Today in Hollywood is a bunch of stunted children playing with toys news: Masters Of The Universe gets new screenwriters, Battleship gets aliens and Tom Arnold

Aux Features Film

Having completely exhausted all literature, Hollywood’s new favorite source for big-screen adaptation continues to be its toy box, where all those prepubescent afternoons today’s producers spent smacking muscle-bound plastic people into each other and making gun noises with their mouths now count as “spitballing,” to borrow an industry term. Unfortunately, you also need someone to write stuff like dialogue and plots—otherwise the critics will have a field day—and today’s Hollywood Reporter offers a glimpse at just how difficult that can be, suggesting that the planned reboot of Masters Of The Universe is still struggling to find that perfect marriage between nostalgic pandering, corporate synergy, and whatever, you know, story and stuff. Masters had been on the Warner Bros. slate for a while before the studio decided that it and Mattel—who, in this topsy-turvy new world of moviemaking, has final story approval—“couldn’t agree on a creative vision.” Now Columbia has brought in Predators wunderkinds Mike Finch and Alex Litvak to completely rebuild the project “from the ground up,” and script a treatment that “would convince the studio it was cinematic and keep the toy company satisfied that its characters were being portrayed appropriately.” (So, no giving Orko a drug problem, we guess.)

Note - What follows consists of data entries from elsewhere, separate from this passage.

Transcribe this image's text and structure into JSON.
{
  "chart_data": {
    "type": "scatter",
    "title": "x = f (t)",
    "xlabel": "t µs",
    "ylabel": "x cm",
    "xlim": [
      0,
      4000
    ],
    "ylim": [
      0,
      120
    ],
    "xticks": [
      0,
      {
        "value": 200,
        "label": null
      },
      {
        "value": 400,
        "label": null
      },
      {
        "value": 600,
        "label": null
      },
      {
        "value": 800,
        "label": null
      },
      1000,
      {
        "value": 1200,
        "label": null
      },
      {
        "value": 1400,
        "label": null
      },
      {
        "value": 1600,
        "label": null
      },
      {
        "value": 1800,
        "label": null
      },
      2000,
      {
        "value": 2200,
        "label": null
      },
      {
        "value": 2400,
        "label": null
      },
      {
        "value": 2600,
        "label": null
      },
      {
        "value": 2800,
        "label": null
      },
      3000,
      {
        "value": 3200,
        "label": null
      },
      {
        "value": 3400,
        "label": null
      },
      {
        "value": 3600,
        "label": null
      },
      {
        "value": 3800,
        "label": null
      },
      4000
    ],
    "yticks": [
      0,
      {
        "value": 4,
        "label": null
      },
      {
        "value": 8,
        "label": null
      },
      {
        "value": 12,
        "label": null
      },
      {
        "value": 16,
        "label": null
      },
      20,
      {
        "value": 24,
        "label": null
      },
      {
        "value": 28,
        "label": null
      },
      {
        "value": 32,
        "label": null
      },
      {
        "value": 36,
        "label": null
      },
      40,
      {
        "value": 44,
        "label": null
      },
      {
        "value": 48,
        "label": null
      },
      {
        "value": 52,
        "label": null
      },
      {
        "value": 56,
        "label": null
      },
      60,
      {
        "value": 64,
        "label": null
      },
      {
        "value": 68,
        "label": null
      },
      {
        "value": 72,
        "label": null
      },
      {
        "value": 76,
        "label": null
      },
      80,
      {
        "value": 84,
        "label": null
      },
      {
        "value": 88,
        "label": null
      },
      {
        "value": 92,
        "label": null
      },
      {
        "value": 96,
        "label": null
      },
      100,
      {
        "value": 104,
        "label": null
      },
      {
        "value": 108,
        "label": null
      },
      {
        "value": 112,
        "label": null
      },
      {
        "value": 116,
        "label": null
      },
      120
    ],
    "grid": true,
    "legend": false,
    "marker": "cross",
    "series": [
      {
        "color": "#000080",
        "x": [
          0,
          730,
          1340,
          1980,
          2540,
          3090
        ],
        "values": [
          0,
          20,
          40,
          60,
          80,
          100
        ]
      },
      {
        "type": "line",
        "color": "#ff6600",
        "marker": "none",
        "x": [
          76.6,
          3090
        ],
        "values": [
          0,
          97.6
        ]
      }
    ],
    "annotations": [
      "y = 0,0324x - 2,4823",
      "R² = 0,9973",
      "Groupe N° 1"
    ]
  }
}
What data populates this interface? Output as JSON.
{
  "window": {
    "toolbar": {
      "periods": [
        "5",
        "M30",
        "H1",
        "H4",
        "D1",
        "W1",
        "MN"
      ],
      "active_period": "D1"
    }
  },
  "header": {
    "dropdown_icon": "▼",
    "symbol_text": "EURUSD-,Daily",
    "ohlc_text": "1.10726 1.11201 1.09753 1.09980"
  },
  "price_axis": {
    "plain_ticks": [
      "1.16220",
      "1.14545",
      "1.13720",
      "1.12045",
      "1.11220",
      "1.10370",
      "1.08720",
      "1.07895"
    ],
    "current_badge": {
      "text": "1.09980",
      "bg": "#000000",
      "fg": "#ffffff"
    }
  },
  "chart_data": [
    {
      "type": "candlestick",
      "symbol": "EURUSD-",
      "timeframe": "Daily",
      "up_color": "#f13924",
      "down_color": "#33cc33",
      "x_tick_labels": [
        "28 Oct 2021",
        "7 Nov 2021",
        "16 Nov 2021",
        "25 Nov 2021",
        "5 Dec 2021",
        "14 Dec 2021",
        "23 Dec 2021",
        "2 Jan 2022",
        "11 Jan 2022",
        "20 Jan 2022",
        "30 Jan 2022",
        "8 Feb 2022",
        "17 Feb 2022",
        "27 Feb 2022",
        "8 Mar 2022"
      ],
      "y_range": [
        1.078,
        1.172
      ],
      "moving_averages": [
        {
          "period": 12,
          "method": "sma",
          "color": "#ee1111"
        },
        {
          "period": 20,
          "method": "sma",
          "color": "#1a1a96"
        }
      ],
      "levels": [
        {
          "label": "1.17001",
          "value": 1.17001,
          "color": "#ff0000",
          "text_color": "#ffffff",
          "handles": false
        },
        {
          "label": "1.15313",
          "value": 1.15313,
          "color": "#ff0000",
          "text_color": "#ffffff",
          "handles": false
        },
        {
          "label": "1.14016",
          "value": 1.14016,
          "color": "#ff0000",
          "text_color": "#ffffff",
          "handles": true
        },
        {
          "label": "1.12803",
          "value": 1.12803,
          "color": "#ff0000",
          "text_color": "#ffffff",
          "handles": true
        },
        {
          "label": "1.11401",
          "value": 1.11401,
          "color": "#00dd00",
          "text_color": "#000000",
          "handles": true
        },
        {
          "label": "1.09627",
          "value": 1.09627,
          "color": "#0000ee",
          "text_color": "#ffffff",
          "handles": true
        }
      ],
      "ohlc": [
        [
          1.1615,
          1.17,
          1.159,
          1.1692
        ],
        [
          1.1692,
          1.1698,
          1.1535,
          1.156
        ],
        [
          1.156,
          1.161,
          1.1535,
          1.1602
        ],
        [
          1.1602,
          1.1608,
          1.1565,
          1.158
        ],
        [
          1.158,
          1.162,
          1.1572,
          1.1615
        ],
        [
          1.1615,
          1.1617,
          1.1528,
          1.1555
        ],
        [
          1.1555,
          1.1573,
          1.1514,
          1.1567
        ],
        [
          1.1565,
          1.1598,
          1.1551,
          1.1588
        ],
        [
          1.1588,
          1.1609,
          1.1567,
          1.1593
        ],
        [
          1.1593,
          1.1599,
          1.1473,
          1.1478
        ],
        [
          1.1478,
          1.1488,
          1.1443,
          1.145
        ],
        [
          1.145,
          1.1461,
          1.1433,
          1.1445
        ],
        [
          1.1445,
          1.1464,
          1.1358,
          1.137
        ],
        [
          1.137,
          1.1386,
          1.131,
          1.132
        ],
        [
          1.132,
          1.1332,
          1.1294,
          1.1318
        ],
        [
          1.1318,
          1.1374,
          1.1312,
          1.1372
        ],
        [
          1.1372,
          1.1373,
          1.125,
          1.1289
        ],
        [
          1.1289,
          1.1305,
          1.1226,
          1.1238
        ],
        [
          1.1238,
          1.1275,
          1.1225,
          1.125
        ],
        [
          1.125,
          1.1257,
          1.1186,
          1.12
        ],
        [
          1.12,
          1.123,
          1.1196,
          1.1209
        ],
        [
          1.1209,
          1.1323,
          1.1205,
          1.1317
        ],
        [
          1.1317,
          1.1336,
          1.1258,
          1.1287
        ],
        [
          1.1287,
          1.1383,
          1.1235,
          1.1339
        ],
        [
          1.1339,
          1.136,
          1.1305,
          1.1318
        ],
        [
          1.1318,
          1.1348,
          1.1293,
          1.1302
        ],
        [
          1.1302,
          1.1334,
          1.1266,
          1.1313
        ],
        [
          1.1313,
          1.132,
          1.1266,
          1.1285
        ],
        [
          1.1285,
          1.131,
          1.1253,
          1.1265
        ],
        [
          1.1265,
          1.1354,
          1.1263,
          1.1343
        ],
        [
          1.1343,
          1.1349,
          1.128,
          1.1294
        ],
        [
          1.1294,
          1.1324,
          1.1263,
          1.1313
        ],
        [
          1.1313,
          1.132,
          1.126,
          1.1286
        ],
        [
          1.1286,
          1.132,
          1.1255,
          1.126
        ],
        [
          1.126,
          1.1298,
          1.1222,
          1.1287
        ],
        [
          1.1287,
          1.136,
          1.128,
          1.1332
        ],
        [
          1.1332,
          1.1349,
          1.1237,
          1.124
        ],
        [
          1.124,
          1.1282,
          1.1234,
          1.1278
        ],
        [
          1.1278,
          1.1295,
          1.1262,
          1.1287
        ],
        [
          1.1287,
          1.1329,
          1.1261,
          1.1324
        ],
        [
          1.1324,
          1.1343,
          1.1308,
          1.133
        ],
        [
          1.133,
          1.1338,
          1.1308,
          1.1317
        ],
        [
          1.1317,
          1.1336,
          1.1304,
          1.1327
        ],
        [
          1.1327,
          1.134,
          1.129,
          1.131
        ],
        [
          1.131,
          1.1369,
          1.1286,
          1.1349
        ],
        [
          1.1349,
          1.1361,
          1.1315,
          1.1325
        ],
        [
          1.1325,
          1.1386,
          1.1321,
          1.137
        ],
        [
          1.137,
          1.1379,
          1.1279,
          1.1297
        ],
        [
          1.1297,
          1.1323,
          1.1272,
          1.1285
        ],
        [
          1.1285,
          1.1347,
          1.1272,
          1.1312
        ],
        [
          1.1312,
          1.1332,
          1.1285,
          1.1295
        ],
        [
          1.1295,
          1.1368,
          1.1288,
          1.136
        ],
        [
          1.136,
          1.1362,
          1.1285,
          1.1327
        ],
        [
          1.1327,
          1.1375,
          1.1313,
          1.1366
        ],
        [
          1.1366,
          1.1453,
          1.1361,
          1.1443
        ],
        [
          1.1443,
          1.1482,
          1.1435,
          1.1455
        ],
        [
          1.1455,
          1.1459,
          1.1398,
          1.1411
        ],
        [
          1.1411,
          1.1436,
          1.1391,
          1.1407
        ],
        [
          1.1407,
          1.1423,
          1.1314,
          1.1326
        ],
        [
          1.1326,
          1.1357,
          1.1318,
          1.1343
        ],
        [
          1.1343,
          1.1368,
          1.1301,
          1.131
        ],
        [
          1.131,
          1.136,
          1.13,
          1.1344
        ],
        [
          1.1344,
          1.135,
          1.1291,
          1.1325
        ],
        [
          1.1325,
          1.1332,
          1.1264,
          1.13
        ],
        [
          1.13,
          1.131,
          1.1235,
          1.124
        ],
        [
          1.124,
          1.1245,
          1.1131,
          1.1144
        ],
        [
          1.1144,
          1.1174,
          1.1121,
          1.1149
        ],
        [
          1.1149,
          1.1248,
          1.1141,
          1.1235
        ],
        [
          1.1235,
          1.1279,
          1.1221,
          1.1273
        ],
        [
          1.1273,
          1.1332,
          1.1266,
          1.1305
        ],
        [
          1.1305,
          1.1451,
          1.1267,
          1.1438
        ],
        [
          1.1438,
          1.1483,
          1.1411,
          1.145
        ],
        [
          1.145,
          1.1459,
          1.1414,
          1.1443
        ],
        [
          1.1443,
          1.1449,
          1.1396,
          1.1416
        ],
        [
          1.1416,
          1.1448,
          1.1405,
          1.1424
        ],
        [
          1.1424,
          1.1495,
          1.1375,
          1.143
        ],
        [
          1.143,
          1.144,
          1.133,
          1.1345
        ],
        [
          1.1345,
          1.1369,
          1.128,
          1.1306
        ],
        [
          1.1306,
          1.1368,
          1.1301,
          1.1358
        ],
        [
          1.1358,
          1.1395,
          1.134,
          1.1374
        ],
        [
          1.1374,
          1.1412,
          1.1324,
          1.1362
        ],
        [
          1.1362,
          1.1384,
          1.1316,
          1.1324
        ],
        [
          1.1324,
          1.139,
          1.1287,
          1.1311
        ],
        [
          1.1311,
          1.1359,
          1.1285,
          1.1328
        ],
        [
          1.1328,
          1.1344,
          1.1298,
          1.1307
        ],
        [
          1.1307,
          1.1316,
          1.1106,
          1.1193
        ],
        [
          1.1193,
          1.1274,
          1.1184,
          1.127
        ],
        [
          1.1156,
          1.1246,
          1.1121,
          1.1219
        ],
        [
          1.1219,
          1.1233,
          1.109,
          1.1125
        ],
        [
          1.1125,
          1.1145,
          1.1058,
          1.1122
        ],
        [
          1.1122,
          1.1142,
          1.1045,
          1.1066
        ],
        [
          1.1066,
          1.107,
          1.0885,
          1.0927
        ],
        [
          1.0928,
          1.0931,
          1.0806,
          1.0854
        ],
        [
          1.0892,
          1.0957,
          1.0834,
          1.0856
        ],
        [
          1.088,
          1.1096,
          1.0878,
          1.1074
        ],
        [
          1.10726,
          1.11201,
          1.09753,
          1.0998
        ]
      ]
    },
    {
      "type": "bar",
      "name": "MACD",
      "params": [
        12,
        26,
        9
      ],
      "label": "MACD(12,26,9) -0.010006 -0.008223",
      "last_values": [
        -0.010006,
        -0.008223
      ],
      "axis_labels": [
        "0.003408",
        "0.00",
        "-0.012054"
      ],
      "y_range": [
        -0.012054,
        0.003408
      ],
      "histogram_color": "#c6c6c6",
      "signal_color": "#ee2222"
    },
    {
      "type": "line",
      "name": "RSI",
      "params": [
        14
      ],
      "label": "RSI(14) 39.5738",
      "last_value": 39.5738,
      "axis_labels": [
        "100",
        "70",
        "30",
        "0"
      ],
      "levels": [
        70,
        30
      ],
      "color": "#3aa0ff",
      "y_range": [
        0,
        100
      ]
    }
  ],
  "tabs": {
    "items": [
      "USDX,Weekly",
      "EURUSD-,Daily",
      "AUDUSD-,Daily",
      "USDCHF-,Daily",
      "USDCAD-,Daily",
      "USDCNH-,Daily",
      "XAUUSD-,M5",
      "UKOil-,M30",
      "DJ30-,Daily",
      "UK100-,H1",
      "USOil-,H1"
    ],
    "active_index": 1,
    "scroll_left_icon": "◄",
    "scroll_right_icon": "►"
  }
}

Speaking of appropriate, Peter Berg’s planned adaptation of the Battleship board game is also moving ahead, but since this is 2010 and most modern audiences would look at boring old warships and sneer, “What is this, the History Channel?” before typing that out on their Twitter feeds, Berg has added a cool, relatable-to-our-times plotline about alien invasion. Slightly more reassuring if only because the guy is so damn likable, Friday Night Lights pretty boy Taylor Kitsch is attached to play Naval commander Alex Hopper, described as "wildly spirited" and "a great seaman but a lousy politician,” which probably means he’ll be hungover and/or waking up in bed with a female officer in his first shot of the film. And although Berg’s first choice to play Hopper, The Hurt Locker star Jeremy Renner, wisely said, “Hell no” once he had a little taste of Oscar, Movieline reports that the film just got its necessary shot of integrity with the addition of Tom Arnold to the cast, who will hopefully bring some of that same gravitas-on-the-high-seas he displayed in McHale’s Navy.